An inculturated Church in the Amazon “requires the stable presence of mature and lay leaders endowed with authority and familiar with the languages, cultures, spiritual experience and communal way of life in the different places, but also open to the multiplicity of gifts that the Holy Spirit bestows on every one,” he said.
“This requires the Church to be open to the Spirit’s boldness, to trust in, and concretely to permit, the growth of a specific ecclesial culture that is distinctively lay.
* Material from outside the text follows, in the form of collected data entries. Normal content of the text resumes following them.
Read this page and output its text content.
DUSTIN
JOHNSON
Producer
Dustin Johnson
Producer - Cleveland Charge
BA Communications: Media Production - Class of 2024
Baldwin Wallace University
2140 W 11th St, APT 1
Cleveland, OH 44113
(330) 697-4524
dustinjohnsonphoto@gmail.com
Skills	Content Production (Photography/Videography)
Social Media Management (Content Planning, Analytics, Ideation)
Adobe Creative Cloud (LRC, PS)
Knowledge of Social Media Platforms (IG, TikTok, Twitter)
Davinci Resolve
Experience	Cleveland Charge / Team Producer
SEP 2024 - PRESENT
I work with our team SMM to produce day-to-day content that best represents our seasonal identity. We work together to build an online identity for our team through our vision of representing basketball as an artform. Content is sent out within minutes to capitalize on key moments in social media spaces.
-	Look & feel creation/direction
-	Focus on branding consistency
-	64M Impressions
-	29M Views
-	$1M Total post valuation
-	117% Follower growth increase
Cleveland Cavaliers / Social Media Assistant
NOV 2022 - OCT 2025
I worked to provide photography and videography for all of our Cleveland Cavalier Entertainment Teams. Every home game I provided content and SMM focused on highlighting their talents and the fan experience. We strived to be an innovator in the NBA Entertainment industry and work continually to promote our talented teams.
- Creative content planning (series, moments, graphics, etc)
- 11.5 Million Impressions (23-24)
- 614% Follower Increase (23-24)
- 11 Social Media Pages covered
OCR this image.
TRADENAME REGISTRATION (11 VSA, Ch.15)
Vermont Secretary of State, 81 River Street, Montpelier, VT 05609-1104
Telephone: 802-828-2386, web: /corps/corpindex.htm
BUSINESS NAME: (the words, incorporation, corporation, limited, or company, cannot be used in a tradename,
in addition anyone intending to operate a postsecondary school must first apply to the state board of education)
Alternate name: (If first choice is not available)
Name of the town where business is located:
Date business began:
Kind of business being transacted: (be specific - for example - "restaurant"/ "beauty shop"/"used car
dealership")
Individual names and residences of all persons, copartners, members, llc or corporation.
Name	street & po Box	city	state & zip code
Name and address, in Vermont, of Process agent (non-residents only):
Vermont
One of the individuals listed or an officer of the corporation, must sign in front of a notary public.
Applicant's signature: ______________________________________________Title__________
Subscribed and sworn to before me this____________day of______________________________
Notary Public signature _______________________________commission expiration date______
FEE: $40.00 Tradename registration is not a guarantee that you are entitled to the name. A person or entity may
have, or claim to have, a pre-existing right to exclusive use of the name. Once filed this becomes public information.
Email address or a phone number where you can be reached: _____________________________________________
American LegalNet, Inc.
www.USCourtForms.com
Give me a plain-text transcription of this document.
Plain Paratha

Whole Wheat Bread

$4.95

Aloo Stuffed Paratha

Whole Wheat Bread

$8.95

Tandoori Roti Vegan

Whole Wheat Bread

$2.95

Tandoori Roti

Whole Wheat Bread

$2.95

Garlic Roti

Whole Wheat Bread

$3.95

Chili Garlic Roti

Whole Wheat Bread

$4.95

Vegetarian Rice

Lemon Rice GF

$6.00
The challenges in the Amazon region demand of the Church a special effort to be present at every level, and this can only be possible through the vigorous, broad and active involvement of the laity.”
The pope also highlighted consecrated life and base communities, which is a term used to describe small Christian communities in the Amazon region.
He encouraged “the growth of the collaborative efforts being made through the Pan Amazonian Ecclesial Network and other associations” to implement the proposal made at the Fifth Episcopal Conference of Latin America at Aparecida in 2007 to “establish a collaborative ministry among the local churches of the various South American countries in the Amazon basin, with differentiated priorities”.
The Pan Amazonian Ecclesial Network, or REPAM, lists among its works “protection for the 137 ‘contactless tribes’ of the Amazon and affirmation of their right to live undisturbed.”
Francis also said that “ the Amazonian region sees a great deal of internal mobility” and migration, and thus “thought should be given to itinerant missionary teams and 'support provided for the presence and mobility of consecrated men and women closest to those who are most impoverished and excluded'.”